One exception cited in the paper is affordable eyeglasses, as taken on by VisionSpring: Here, a scale-obsessed, capable organization is providing an example of a sustained, steepening impact curve. Eyeglasses have a jaw-dropping ROI, because we’re talking about recovered livelihoods, helping someone resume something they already know how to do. But however useful glasses are to people, you still have to actively and effectively sell them at the “last meter.” That means that if you want to scale affordable eyeglasses, you have to recruit existing distribution channels where you can be confident that glasses will be marketed and sold to the people who will benefit most.

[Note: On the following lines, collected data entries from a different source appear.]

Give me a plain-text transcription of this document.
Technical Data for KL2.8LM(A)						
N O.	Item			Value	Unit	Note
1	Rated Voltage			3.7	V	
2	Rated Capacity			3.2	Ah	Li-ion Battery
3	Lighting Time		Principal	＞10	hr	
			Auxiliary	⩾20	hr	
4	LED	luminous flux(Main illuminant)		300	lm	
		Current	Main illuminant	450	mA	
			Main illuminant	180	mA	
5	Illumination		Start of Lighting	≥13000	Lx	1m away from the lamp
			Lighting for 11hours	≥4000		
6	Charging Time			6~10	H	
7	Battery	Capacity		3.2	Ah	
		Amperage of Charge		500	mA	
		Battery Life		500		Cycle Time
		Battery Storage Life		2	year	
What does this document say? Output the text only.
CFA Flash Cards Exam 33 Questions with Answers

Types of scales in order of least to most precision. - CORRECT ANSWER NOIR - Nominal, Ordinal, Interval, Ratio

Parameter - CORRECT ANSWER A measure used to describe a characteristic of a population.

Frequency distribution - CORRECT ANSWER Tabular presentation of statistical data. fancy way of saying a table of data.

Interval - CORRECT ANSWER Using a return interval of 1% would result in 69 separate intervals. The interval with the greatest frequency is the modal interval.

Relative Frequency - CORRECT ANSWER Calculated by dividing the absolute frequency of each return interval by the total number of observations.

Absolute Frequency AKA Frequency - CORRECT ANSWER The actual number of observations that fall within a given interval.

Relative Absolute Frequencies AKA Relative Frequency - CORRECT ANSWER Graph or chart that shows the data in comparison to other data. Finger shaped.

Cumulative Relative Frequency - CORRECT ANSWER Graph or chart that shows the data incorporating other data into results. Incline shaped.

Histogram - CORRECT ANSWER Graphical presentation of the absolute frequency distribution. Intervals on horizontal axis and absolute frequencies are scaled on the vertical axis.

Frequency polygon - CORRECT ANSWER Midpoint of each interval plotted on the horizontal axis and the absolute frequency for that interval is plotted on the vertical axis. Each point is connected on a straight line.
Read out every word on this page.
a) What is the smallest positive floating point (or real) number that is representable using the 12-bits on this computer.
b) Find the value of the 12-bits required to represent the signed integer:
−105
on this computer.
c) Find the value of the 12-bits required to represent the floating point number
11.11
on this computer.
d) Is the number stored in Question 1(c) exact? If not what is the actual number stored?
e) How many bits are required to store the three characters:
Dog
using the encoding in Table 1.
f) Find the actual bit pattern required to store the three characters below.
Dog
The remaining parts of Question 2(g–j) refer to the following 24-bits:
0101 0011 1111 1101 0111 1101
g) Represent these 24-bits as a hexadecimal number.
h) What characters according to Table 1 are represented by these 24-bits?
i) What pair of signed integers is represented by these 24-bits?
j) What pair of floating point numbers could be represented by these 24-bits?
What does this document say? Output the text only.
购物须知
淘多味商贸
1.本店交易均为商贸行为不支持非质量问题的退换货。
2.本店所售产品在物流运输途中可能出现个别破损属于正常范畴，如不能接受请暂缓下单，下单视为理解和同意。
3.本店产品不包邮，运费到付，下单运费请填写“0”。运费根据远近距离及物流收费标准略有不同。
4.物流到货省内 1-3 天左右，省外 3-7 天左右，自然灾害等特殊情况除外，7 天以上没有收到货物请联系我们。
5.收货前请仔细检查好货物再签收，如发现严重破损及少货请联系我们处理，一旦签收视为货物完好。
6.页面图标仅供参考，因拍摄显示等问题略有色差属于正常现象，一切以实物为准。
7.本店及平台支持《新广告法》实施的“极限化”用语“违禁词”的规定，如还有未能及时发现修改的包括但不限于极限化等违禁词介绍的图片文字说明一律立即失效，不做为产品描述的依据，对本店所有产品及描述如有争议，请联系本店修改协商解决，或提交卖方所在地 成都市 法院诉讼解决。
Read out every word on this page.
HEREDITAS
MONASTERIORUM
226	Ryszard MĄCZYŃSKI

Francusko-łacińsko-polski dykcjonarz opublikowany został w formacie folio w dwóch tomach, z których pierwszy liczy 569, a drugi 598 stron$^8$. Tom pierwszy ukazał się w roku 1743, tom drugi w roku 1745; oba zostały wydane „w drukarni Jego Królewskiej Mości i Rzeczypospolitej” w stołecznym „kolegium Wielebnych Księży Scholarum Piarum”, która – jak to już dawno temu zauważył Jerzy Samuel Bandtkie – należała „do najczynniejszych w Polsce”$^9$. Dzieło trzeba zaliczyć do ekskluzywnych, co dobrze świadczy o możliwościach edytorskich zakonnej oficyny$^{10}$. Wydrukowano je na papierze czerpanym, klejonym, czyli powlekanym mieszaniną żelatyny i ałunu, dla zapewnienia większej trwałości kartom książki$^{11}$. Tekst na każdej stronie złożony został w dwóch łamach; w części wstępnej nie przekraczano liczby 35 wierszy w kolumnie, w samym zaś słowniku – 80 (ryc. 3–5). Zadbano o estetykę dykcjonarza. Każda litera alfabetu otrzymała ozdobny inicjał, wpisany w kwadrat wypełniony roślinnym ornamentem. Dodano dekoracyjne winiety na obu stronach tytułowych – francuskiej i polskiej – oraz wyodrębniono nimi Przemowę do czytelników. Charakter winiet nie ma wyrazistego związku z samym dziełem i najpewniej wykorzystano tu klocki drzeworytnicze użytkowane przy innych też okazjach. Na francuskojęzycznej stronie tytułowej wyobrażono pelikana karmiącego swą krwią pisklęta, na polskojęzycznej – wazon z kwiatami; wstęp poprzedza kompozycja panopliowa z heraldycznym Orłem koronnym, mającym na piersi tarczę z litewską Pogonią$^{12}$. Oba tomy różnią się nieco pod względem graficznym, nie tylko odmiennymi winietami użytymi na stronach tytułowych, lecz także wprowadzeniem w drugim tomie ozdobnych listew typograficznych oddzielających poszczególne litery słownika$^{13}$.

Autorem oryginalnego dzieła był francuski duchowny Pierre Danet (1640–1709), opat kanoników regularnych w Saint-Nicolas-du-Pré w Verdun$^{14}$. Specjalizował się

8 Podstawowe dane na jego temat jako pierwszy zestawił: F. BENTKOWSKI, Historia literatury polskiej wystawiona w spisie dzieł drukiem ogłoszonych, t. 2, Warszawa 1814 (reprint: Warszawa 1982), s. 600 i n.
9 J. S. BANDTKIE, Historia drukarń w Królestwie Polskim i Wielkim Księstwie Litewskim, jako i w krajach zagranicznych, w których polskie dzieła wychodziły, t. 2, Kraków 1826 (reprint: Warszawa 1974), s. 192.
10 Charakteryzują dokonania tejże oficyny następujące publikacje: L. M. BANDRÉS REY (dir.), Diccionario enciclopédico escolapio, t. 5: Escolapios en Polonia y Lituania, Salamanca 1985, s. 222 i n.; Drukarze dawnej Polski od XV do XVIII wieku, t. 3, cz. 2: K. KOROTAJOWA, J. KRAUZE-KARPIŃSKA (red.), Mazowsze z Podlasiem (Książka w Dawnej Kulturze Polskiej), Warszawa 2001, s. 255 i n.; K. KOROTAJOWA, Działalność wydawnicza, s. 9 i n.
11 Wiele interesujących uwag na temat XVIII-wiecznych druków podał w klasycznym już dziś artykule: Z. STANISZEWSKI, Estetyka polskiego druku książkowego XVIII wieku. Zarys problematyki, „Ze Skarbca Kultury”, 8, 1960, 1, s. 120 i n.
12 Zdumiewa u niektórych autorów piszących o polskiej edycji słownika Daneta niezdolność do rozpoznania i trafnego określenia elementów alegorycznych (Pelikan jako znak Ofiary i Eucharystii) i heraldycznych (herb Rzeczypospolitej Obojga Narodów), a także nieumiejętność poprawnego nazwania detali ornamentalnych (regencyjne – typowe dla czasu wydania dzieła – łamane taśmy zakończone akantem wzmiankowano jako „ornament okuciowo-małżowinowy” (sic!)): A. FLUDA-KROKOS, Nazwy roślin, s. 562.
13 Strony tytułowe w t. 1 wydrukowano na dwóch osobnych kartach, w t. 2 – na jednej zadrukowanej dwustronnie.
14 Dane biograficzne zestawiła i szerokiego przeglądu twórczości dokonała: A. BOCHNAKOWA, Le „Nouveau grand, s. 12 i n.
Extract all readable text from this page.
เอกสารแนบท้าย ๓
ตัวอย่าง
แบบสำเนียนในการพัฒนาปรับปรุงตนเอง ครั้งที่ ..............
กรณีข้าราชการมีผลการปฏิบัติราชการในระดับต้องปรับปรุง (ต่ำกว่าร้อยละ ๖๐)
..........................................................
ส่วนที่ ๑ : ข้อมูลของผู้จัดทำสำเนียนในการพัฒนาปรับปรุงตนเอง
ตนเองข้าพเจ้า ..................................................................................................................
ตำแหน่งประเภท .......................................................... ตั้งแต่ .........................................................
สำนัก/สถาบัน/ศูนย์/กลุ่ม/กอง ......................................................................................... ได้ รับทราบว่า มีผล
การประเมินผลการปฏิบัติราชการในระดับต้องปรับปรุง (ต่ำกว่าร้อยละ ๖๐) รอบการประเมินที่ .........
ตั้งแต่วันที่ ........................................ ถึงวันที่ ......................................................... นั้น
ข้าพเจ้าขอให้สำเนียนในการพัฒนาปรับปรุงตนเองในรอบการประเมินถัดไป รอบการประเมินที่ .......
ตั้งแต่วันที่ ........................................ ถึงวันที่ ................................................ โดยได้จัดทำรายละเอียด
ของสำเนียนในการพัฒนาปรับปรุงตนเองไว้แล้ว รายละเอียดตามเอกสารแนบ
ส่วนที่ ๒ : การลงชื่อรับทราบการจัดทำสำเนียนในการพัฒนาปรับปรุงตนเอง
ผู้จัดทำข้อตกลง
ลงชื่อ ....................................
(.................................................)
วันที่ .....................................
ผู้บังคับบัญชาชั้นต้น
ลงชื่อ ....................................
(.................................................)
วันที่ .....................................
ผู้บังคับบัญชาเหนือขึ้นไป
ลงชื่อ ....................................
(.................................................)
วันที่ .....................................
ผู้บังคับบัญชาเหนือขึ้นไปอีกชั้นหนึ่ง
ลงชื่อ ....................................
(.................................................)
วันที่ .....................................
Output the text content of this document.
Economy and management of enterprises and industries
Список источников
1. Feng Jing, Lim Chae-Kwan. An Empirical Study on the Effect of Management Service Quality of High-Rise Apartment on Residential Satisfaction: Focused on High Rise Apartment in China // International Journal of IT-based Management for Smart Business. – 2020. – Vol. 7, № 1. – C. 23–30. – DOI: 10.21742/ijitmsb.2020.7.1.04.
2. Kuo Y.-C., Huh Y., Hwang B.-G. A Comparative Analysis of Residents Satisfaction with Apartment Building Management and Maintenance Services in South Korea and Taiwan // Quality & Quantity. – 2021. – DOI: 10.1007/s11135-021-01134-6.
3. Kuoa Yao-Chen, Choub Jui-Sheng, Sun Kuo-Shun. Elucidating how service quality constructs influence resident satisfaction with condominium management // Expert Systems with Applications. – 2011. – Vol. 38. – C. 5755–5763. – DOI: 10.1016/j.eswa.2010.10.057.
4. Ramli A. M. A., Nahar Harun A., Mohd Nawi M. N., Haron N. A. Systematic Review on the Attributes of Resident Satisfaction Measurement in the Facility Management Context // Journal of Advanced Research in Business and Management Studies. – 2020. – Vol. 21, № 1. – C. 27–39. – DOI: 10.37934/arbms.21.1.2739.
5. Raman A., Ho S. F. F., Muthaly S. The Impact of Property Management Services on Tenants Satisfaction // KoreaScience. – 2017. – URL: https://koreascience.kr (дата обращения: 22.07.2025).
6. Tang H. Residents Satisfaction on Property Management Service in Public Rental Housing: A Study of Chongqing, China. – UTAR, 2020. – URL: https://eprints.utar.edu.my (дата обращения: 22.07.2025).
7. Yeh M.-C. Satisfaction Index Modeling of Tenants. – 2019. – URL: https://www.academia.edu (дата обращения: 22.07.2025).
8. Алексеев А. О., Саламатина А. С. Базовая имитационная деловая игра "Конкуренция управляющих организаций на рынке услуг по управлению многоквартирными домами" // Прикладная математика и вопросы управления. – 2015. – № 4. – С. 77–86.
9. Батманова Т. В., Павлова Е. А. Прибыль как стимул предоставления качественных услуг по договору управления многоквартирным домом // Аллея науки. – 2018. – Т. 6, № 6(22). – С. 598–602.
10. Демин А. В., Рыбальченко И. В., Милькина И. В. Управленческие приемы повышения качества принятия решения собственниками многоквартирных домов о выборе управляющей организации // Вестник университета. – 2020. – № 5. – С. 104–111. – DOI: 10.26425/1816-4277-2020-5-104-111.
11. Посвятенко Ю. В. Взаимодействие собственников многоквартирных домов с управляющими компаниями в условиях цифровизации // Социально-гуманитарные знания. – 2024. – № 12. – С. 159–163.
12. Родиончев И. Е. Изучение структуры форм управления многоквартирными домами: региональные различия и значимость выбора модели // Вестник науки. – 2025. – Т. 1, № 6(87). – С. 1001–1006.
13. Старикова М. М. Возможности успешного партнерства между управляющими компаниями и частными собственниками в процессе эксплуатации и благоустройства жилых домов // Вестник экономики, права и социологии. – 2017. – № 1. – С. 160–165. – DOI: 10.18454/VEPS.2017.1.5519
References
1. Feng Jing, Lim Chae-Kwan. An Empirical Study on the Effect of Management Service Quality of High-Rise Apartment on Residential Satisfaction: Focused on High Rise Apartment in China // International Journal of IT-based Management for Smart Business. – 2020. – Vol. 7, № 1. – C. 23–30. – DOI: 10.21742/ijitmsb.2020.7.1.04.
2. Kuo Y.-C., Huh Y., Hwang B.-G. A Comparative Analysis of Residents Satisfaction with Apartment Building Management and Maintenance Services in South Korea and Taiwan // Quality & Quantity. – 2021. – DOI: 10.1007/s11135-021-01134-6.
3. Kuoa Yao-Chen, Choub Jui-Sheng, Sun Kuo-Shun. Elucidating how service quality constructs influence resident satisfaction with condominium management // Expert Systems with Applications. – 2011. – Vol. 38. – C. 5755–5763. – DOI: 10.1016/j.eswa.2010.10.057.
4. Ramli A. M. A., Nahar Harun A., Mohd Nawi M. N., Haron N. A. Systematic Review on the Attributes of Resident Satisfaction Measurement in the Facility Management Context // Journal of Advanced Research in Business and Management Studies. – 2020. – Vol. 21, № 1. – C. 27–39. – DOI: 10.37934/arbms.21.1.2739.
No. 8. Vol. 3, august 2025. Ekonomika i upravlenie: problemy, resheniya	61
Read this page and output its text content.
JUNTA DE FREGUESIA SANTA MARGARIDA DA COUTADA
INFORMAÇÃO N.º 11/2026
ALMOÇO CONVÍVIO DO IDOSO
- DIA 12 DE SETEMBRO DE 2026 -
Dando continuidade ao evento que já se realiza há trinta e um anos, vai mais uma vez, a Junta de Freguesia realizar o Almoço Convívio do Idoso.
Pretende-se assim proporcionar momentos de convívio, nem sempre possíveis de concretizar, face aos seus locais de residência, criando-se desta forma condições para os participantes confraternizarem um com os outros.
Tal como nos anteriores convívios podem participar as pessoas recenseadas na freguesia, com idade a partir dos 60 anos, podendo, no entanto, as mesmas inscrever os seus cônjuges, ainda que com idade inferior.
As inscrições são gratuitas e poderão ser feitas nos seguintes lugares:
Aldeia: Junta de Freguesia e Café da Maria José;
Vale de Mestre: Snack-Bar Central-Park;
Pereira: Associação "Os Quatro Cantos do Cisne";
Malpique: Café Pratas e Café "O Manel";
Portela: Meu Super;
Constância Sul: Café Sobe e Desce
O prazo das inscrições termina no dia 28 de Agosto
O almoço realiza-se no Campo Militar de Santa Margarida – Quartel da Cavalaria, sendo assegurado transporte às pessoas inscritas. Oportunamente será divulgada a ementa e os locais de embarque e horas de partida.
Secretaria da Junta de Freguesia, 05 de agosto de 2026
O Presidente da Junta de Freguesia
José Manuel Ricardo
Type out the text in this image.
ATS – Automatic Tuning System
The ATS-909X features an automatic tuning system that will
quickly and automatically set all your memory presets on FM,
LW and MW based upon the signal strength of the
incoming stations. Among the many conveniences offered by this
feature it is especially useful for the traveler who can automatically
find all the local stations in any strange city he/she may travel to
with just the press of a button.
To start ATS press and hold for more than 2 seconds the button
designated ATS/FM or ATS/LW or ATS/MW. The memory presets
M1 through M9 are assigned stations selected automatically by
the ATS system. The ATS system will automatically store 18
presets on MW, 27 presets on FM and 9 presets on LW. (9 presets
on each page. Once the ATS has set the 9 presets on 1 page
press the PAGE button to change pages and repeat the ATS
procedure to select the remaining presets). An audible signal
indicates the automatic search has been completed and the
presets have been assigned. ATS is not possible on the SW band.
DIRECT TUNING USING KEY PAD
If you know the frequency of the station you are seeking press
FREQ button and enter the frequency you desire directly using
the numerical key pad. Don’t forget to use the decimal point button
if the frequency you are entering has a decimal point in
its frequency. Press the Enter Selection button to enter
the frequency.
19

That’s exactly what VisionSpring is doing, and that’s what could keep impact on a steepening curve. Their biggest hit so far has been distribution through BRAC in Bangladesh, where community health workers sell their glasses as part of a basket of health goods. We love VisionSpring and have funded them for years. It can be hard to figure out the best way to scale an innovation, but we’ve happily supported their efforts to figure it out—dead-ends and all—because they’ve done the necessary work in a smart way, the kind of the dogged effort it takes to create and maintain a steepening impact trajectory. We’ll have the prospect of getting eyeglasses to problem-solving scale when more organizations start plugging them into the right distribution channels, and even more so when the right distributors do it on their own.
If innovation matters, then high-impact innovations have to scale up enough to make a big dent in the problem. As weird as it is to say it, a million may not matter so much if the impact curve flattens long before the potential is achieved. With eight billion people on the planet there is a need to take scalable solutions all the way to their full potential, and no solution gets anywhere near its potential unless there is an organization obsessed with getting it there.
The curve matters more than the number, and the failure to keep those curves steep is a broad indictment of our whole funder/doer ecosystem. If an organization with an idea, or a researcher with a result, can’t identify promising doers and payers at scale, the result will likely be an S-curve that flattens out long before anything gets solved. Innovation doesn’t matter unless there’s a promising place for it to go.